"We'll just hunt around and chop down a steak," suggested Mrs. Vernon. "Who wants to go with me to find the wooden animal that grows a steak ready-made?"
Of course, they all went, except Julie and Joan who remained to build a fire and start the bacon sizzling in the tiny pan. A scout-twist of flour and water was kneaded by Joan and put to bake near the fire, and then the girls sat and waited for the others to return.
The Captain blazed a way slowly into the forest wilderness, peering under bushes and wherever a tree had been cut down—on its stump of a trunk she always looked eagerly. After about ten minutes' search she saw what she wanted.
"Ah! Here it is—a porterhouse, this time."
The new members saw a great chestnut stump, its jagged spears of wood protesting against its untimely end.

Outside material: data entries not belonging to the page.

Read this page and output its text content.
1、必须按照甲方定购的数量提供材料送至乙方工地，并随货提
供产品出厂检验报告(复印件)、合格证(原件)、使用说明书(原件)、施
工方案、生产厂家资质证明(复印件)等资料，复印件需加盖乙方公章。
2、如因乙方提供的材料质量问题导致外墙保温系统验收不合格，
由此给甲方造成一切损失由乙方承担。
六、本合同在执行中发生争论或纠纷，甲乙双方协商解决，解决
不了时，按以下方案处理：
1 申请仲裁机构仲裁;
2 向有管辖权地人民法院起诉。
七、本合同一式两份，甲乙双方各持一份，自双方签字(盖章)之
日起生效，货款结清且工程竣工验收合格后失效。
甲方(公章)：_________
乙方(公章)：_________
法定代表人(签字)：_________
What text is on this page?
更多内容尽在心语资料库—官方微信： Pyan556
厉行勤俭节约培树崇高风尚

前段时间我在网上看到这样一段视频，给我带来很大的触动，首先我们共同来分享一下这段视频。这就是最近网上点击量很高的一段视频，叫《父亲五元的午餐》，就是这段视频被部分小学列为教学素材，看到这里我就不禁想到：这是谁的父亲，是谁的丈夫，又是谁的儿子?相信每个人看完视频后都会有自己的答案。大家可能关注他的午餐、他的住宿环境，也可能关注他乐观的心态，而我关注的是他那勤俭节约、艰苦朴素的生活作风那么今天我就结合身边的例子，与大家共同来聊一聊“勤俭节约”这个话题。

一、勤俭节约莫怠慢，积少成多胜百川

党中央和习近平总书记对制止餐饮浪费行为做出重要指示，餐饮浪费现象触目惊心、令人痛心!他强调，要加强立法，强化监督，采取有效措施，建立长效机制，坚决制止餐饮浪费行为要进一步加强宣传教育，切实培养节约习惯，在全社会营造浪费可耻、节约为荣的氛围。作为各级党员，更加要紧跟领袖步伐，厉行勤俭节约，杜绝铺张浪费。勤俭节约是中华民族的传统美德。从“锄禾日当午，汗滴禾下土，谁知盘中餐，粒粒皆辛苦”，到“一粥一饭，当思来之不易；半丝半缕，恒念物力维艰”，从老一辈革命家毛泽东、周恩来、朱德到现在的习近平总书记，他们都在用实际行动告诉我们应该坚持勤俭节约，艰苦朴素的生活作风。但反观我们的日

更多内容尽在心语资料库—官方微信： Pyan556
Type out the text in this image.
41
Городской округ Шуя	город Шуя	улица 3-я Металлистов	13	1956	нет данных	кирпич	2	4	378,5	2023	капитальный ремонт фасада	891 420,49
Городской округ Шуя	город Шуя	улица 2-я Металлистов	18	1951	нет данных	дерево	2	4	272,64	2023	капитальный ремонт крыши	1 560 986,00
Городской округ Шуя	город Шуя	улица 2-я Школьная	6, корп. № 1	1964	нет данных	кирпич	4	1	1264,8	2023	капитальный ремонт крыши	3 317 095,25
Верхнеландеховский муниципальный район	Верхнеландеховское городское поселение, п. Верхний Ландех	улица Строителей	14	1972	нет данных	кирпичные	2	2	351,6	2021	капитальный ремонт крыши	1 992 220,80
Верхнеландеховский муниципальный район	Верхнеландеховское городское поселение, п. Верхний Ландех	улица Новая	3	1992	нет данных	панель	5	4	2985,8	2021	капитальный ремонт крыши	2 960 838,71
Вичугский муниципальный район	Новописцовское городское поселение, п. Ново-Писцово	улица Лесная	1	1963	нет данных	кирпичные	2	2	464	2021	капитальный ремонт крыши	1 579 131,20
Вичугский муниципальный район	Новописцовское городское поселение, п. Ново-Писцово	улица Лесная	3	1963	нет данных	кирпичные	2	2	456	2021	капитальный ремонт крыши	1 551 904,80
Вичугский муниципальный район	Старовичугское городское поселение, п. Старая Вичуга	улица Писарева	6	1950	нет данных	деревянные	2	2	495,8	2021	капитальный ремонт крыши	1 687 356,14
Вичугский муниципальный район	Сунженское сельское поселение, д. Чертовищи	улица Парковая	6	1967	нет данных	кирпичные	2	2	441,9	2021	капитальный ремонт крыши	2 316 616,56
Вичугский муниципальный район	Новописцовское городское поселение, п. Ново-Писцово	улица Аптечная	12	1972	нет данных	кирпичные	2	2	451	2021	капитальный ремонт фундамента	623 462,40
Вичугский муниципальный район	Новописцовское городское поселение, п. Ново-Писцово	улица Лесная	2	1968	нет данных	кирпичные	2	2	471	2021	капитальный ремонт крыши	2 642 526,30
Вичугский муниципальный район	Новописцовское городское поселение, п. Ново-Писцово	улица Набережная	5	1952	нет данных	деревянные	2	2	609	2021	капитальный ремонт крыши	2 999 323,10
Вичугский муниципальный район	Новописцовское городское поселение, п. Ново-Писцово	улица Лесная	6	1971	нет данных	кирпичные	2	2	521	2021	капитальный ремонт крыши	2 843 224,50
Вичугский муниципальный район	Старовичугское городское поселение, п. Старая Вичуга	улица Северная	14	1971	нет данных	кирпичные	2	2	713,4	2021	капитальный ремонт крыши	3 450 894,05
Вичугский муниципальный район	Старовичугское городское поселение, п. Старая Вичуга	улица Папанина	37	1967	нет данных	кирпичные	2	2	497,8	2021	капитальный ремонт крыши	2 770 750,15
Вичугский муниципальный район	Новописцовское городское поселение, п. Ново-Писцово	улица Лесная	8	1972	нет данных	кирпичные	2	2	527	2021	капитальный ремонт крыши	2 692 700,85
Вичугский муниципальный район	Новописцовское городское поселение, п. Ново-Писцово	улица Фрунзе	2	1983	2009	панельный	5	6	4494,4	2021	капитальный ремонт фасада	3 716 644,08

But all over the trunk grew fungi—some larger, some smaller, and all of the same flat horizontal shape, like a huge palm-leaf. These were carefully removed and handed to the girls to carry.
"What are they for?" asked Judith, looking at the red juice that ran over her fingers when she took the fungus.
"That's your steak—think it is too big for one?"
"The what?" exclaimed the other new members, skeptically.
"Beefsteak mushroom—finest steaks ever tasted," came reassuringly from the Captain. "The ones growing on a chestnut stump are always the sweetest, but the chestnut trees are disappearing so fast that soon we will have no such mushrooms from them."
When they had gathered enough steaks for that meal, they returned to the clearing where Julie and Joan awaited them. On the way back, Mrs. Vernon showed the scouts the earmarks of the beefsteak mushroom.